Me too . I have been using vlc in my desktop for the last 6 yrs and the volume will be usually above 150%. Encountered no problems.
But iam afraid to do the same with my lenovo laptop.


----------



## $hadow (Mar 14, 2015)

vito scalleta said:


> Me too . I have been using vlc in my desktop for the last 6 yrs and the volume will be usually above 150%. Encountered no problems.
> But iam afraid to do the same with my lenovo laptop.

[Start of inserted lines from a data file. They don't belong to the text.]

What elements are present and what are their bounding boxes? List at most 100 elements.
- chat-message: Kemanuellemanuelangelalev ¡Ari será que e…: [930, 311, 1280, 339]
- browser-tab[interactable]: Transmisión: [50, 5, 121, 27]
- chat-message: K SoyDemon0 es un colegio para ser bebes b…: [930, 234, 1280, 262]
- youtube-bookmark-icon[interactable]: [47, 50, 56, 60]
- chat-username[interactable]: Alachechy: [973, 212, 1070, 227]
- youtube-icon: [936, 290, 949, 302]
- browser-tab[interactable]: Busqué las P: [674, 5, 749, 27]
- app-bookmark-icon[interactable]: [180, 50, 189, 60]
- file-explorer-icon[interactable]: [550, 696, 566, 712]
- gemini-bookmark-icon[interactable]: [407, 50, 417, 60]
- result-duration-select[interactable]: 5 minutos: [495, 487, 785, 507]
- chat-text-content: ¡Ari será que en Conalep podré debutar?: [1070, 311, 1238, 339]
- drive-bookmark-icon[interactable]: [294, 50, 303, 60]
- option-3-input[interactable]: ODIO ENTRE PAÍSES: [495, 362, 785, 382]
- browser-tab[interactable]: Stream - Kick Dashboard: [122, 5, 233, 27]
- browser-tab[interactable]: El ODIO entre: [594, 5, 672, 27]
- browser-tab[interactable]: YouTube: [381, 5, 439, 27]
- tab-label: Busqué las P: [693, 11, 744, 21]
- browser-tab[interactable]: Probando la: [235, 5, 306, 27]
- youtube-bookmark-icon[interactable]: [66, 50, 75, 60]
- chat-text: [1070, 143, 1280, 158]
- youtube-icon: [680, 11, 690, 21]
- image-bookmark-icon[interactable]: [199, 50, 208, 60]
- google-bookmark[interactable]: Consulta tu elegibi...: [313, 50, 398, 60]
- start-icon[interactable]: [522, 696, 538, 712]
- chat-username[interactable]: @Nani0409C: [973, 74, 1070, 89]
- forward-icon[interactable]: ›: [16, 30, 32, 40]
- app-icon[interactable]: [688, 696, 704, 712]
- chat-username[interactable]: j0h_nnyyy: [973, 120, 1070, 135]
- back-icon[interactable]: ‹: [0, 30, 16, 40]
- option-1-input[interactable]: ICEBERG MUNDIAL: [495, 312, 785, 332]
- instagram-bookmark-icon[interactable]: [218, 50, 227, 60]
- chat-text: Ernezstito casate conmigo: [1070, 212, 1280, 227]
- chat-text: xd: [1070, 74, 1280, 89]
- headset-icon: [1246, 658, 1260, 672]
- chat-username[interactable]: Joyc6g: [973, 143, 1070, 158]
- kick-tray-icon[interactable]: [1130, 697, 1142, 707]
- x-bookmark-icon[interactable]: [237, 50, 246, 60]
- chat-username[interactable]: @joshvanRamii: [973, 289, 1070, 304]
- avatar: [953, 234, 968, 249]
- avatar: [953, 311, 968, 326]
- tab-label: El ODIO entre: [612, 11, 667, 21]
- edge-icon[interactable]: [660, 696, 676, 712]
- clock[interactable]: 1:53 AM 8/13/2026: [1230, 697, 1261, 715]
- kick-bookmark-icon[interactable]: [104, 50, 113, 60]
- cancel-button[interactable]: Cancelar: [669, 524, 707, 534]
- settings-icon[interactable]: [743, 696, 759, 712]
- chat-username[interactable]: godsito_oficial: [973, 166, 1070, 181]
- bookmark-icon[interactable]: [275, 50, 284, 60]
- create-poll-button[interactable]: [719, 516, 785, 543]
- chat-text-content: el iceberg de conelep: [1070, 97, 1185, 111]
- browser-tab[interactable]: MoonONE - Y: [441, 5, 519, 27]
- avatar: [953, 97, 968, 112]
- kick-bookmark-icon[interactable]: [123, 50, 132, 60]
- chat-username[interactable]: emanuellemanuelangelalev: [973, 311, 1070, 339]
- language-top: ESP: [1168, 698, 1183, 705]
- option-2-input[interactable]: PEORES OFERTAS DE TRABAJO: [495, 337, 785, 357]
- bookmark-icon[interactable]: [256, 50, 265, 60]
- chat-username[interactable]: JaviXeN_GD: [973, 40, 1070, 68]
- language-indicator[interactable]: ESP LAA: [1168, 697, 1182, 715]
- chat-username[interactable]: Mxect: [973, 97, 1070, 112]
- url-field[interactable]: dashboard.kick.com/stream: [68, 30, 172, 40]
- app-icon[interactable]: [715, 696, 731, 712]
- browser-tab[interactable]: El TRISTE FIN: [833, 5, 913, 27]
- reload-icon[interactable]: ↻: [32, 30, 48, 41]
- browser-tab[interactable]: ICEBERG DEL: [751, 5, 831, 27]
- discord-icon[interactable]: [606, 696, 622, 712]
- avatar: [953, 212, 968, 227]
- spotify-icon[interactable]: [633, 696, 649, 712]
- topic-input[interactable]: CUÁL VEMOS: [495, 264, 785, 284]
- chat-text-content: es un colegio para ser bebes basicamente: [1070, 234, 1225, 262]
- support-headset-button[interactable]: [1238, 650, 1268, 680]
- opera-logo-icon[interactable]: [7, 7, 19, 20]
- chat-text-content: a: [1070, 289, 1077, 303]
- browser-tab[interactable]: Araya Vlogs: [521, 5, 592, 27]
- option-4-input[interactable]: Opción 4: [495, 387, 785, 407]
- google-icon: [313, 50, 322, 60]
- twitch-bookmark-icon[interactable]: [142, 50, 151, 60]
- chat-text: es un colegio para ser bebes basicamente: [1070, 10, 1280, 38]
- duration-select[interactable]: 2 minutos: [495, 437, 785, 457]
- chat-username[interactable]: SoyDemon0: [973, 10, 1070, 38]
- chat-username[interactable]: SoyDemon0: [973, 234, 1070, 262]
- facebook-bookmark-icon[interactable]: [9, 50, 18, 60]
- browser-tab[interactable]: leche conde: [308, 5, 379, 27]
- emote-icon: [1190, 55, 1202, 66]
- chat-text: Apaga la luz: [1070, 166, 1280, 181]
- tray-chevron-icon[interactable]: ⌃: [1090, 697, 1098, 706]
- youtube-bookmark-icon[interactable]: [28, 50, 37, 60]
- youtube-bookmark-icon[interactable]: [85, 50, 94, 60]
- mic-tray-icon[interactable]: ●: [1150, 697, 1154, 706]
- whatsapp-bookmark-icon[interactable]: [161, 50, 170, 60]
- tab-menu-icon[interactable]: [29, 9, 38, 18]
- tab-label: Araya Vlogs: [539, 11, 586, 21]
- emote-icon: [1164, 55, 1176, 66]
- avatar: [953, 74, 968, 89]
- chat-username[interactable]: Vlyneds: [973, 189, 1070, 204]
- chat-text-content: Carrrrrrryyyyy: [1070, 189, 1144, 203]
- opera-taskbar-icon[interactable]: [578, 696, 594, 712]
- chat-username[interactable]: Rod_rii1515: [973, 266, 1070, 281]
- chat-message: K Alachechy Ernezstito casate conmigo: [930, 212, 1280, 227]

There is nothing to be afraid of until you go nuts on the sound.


----------



## sameermanas (Mar 16, 2015)

Usually we don't go over 100. But sometimes I download some piracy versions of eng movies where sound is terrible. Only then I go to 200. But I believe using headphones may suffice for that situation.


----------



## SaiyanGoku (Mar 16, 2015)

sameermanas said:


> Usually we don't go over 100. But sometimes I download some piracy versions of eng movies where sound is terrible. Only then I go to 200. But I believe using headphones may suffice for that situation.



Why don't you increase the system's volume instead?


----------



## $hadow (Mar 16, 2015)

sameermanas said:


> Usually we don't go over 100. But sometimes I download some piracy versions of eng movies where sound is terrible. Only then I go to 200. But I believe using headphones may suffice for that situation.



Use a good quality headphone and if possible try to watch a good print of movies. Poor print may give you eye problems.


----------



## topgear (Mar 16, 2015)

Hmm. talking about players - I use AIMP for listening songs, Light Alloy for videos and SMPlayer for subtitle download.


----------